Sandy resisted the urge to snort with disbelief. No doubt Kyle had a revolving door at his house, and attractive young women circled through with the regularity of the tide. He wasn't the sort of man she wanted influencing her children.
"That's very kind," she said politely.
"I mean it. My brother Travis has two girls. I-"
He was interrupted by the clatter of running feet. Sandy turned toward the sound as her eldest came skittering around from the back of the house.
"Mo-om, this place is awful. Did you know there's a field behind our house?" The twelve-year-old's mouth twisted in disgust. "A field! Like we're pioneers, or something. I haven't even seen one store or movie theater. What are we supposed to do-" Lindsay stopped talking at the exact moment she stopped walking forward. She glanced from her mother to Kyle. Her mouth opened, then closed.
Sandy watched Lindsay and bit back a sigh. She recognized the look of wonder in her daughter's brown eyes. It had probably been shining in her own the first moment she'd seen the grown-up and improved version of Kyle Haynes. But she was a mature woman, able to control her instinctive reaction. Lindsay was caught between girlhood and a world she didn't understand. Her daughter flushed and clasped her hands in front of her. The awkward beauty of a coltish preteen became simply clumsy as she shuffled her feet and stared at the ground.
Sandy had known Lindsay was growing up fast, but she hadn't expected to get a demonstration of the fact. Yet here it was. Lindsay's first awareness of someone of the opposite sex.
"Lindsay, this is Mr. Haynes," Sandy said. "He's our neighbor."
"I live in the gatehouse," Kyle said as he approached her daughter. He held out his hand. Lindsay glanced at her, then the man. She stuck out her hand and giggled when he took it in his. "Nice to meet you, Lindsay. I knew your mom when she was just a couple of years older than you are right now."
"Really?" Lindsay stared at her as if she couldn't ever imagine her mother being young. "What was she like?"
"Pretty much the way she is now. We used to call her Sensible Sandy."
Lindsay rolled her eyes. "Figures. She still wants to organize the world. I guess she hasn't changed at all."
"You're right. She still looks-"
"There's Blake," Sandy interrupted, not wanting to let Kyle continue.
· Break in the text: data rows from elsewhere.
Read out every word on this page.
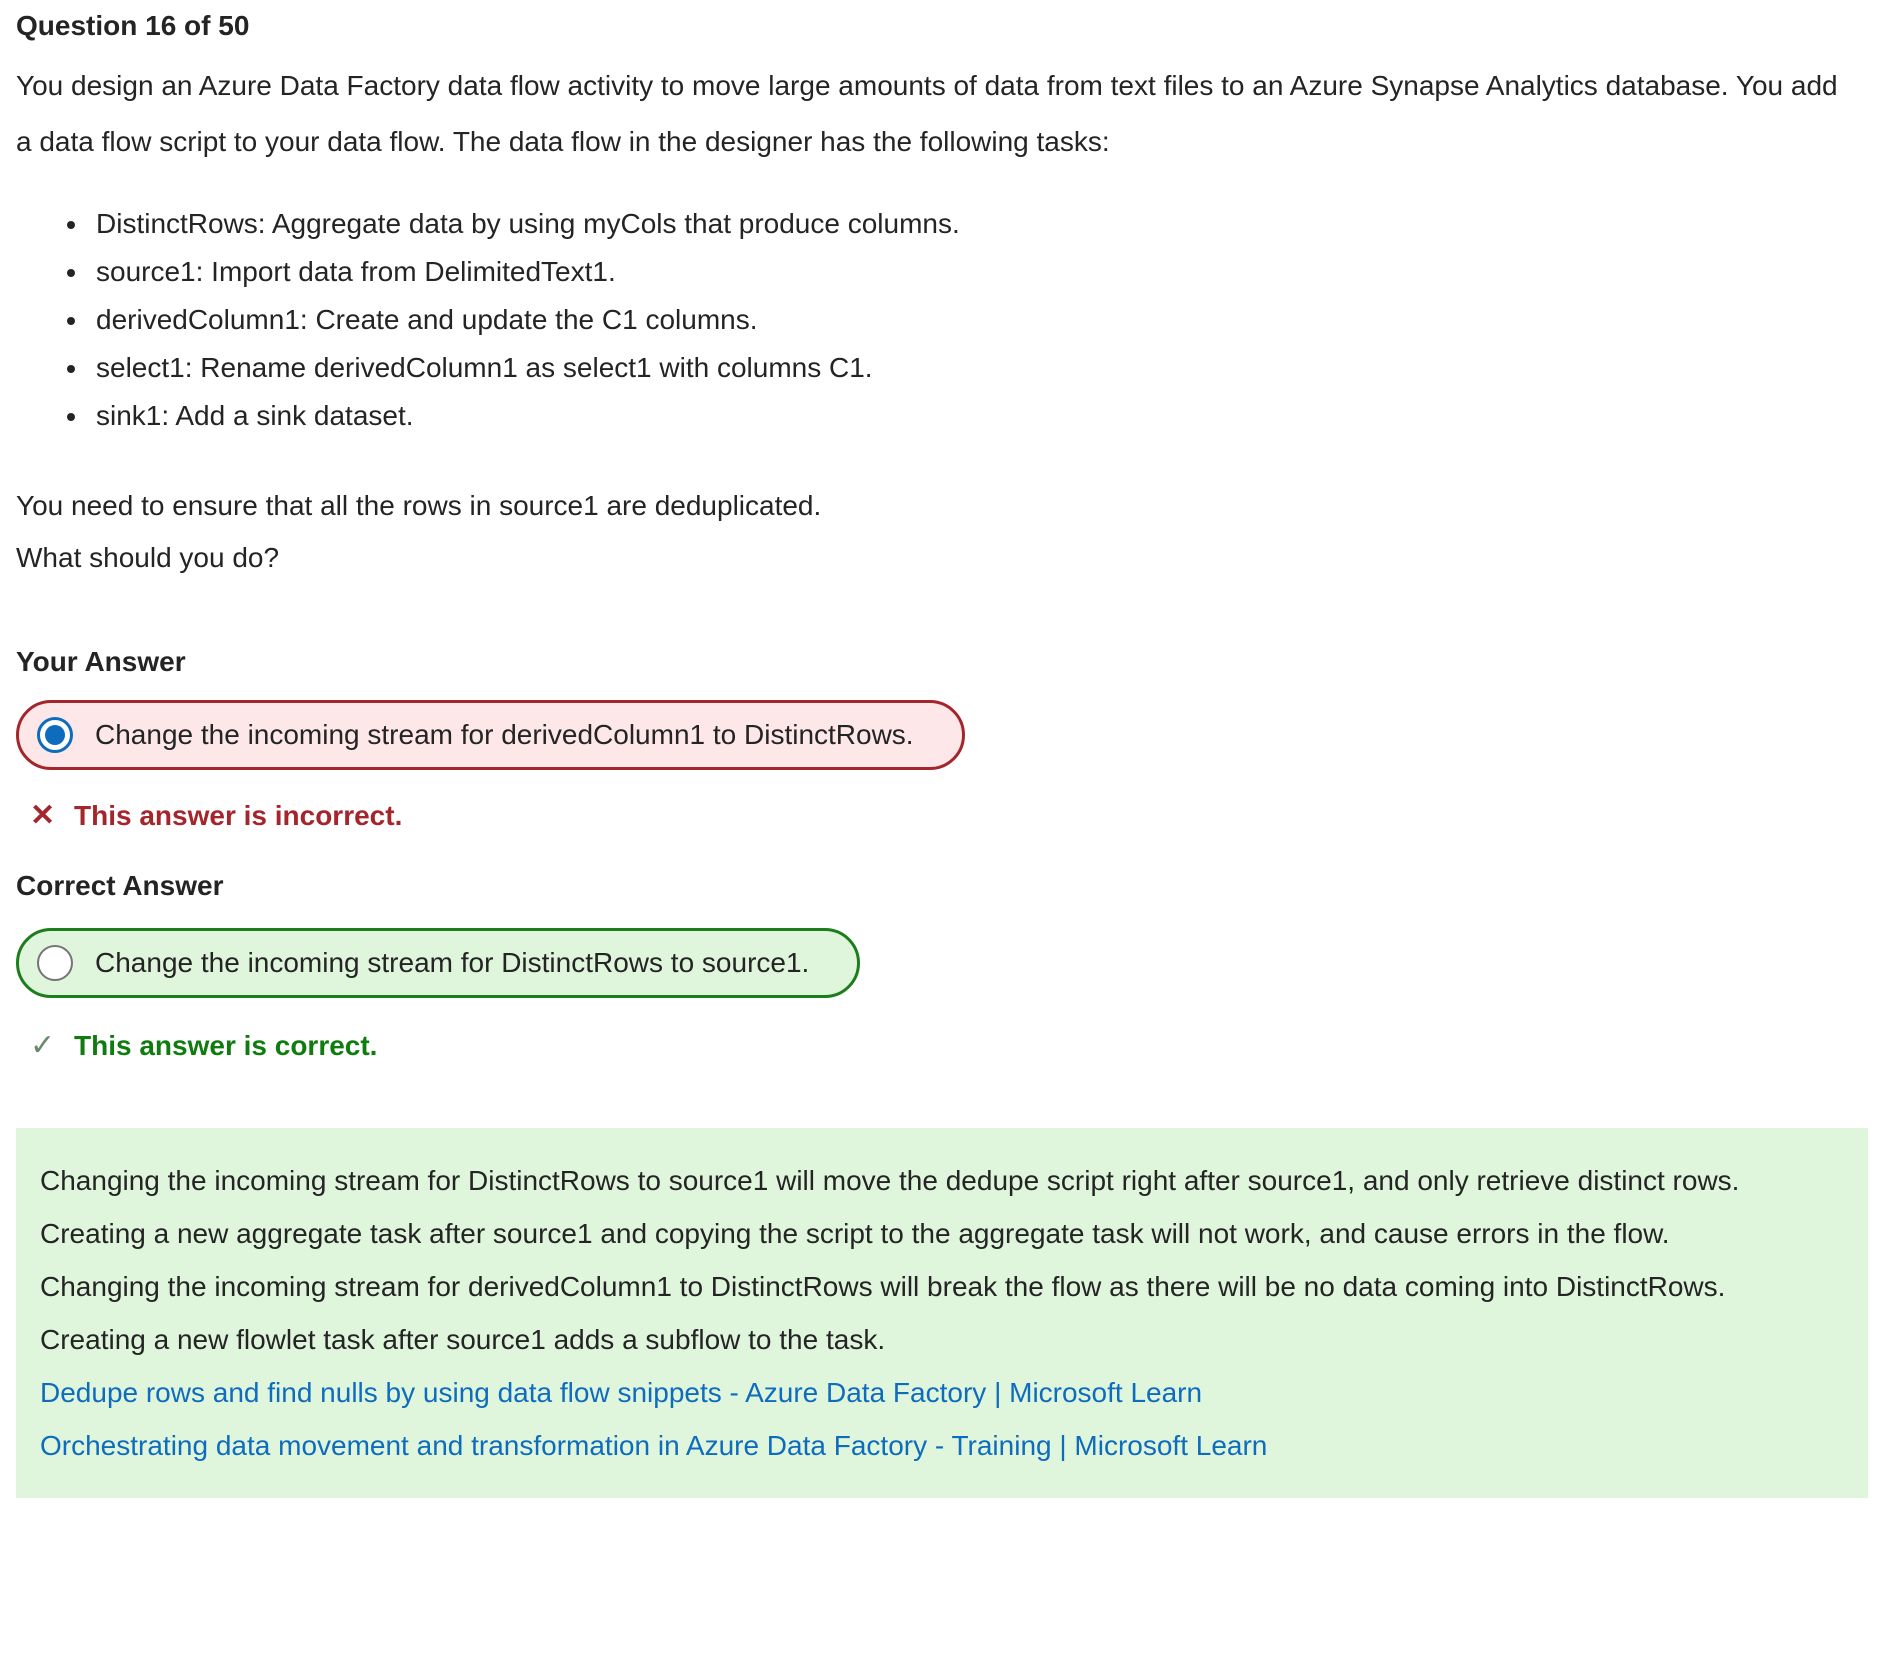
Question 16 of 50
You design an Azure Data Factory data flow activity to move large amounts of data from text files to an Azure Synapse Analytics database. You add a data flow script to your data flow. The data flow in the designer has the following tasks:
• DistinctRows: Aggregate data by using myCols that produce columns.
• source1: Import data from DelimitedText1.
• derivedColumn1: Create and update the C1 columns.
• select1: Rename derivedColumn1 as select1 with columns C1.
• sink1: Add a sink dataset.
You need to ensure that all the rows in source1 are deduplicated.
What should you do?
Your Answer
Change the incoming stream for derivedColumn1 to DistinctRows.
✕ This answer is incorrect.
Correct Answer
Change the incoming stream for DistinctRows to source1.
✓ This answer is correct.
Changing the incoming stream for DistinctRows to source1 will move the dedupe script right after source1, and only retrieve distinct rows.
Creating a new aggregate task after source1 and copying the script to the aggregate task will not work, and cause errors in the flow.
Changing the incoming stream for derivedColumn1 to DistinctRows will break the flow as there will be no data coming into DistinctRows.
Creating a new flowlet task after source1 adds a subflow to the task.
Dedupe rows and find nulls by using data flow snippets - Azure Data Factory | Microsoft Learn
Orchestrating data movement and transformation in Azure Data Factory - Training | Microsoft Learn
She had no idea what he planned to say. Probably some unrealistic compliment about how great she'd looked in high school. "Blake, come and meet our new neighbor."
Her son came around the side of the house. As always, when she saw him, she bit back a sigh. Blake was physically the most like his father. He had dark red hair, freckles and wore glasses. But while Thomas's light brown eyes had gleamed with humor and a zest for life and adventure, Blake's expression was serious, as if the weight of the world rested on his slim shoulders. He preferred to read rather than play outside, and he didn't make friends easily. Sandy wondered if all parents worried about their children as much as she worried about hers. She was doing the best she could to make them feel safe and secure after losing their father, but she wasn't sure her efforts were enough.